As stated above, the purpose of this study was to determine if there is a relationship between the rise of extreme weather events in Vietnam and changes in that country’s economic growth rate. To do this, we now aggregate our temperature-based index to the national level. While we would expect the effects of abnormal weather to be seen in the raw GDP numbers in the current year, we also expect the effects to be seen in the next year. This is because abnormal weather may damage the agro-ecosystem that agriculture relies on, due to impacts on soil, biotic life, and ecosystem dynmaics, and, therefore, will limit the potential of the coming growing seasons while the agro-ecosystem recovers.
Because of this expected pattern, we lag the GDP data with respect to our derived index for the remainder of the study.
Figure 6: The above plot shows that when there is more abnormal weather (the mean_index is higher) the agricultural GDP growth rate slows and when there is less abnormal weather (the mean_index is lower) the agricultural GDP growth rate increases.

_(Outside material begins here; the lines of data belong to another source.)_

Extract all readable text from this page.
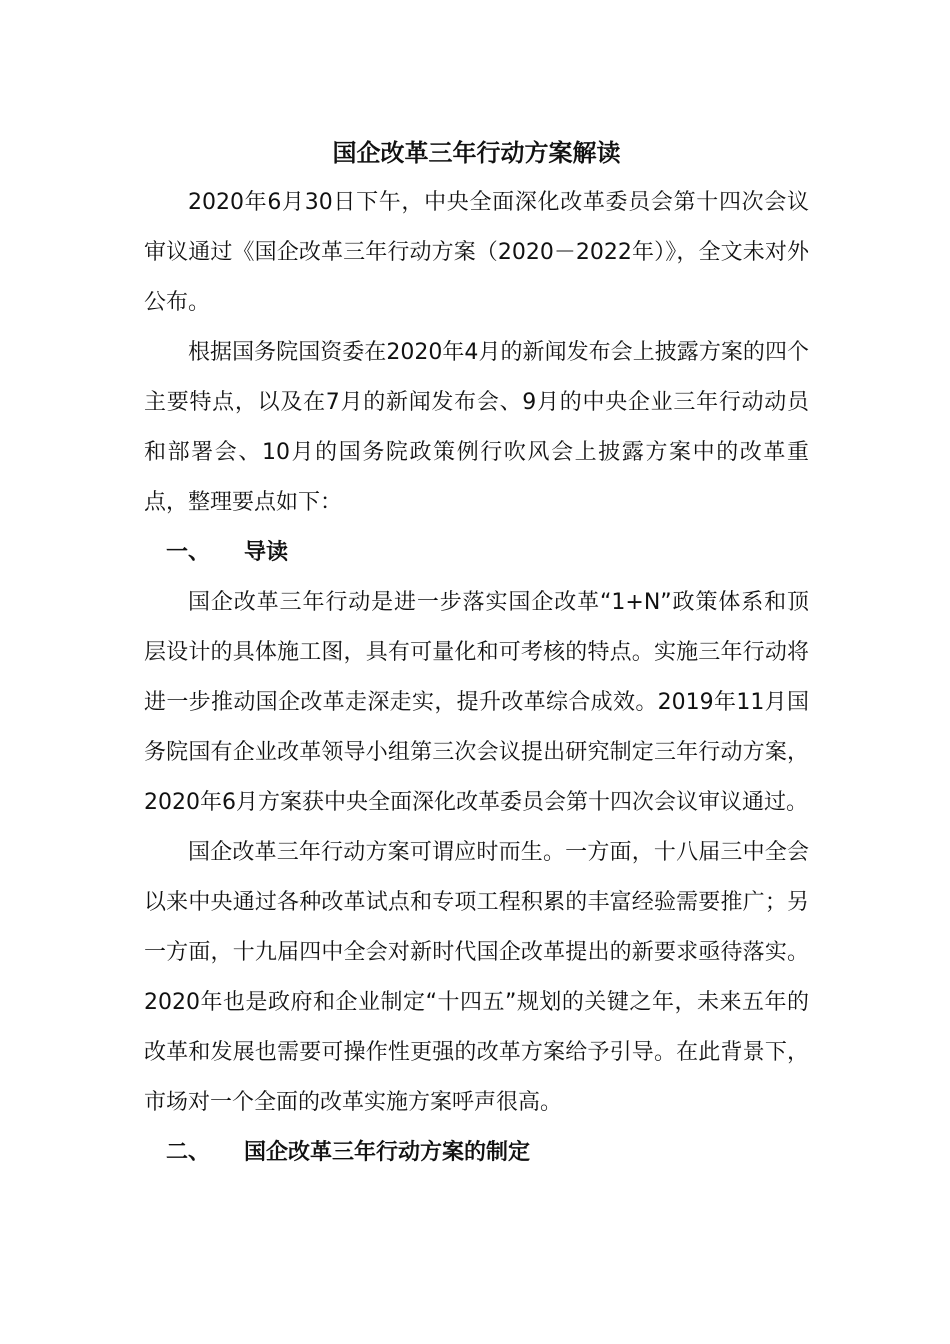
国企改革三年行动方案解读

2020年6月30日下午，中央全面深化改革委员会第十四次会议审议通过《国企改革三年行动方案（2020－2022年）》，全文未对外公布。

根据国务院国资委在2020年4月的新闻发布会上披露方案的四个主要特点，以及在7月的新闻发布会、9月的中央企业三年行动动员和部署会、10月的国务院政策例行吹风会上披露方案中的改革重点，整理要点如下：

一、 导读

国企改革三年行动是进一步落实国企改革“1+N”政策体系和顶层设计的具体施工图，具有可量化和可考核的特点。实施三年行动将进一步推动国企改革走深走实，提升改革综合成效。2019年11月国务院国有企业改革领导小组第三次会议提出研究制定三年行动方案，2020年6月方案获中央全面深化改革委员会第十四次会议审议通过。

国企改革三年行动方案可谓应时而生。一方面，十八届三中全会以来中央通过各种改革试点和专项工程积累的丰富经验需要推广；另一方面，十九届四中全会对新时代国企改革提出的新要求亟待落实。2020年也是政府和企业制定“十四五”规划的关键之年，未来五年的改革和发展也需要可操作性更强的改革方案给予引导。在此背景下，市场对一个全面的改革实施方案呼声很高。

二、 国企改革三年行动方案的制定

From the above plot, we can see that when the stress index increases the rate of agricultural GDP growth slows and vice versa. This plot suggests a negative correlation of -0.99 between the derived stress index and agricultural GDP growth rates when looking at 4 years of data. However, testing the robustness of this correlation would require further analysis with additional data points. If the suggested correlation is accurate, it suggests that extreme weather events would impact total GDP rates at the national level.
This type of analysis, using derived stress indices computed from aWhere’s weather data, can be applied to understand the economic impacts of extreme weather events at a national, regional, and even local level. Because aWhere’s data is global in coverage and complete over 15+ years, studies across both time and space can be conducted that seek to better understand how changes in the weather are driving changes elsewhere on the planet.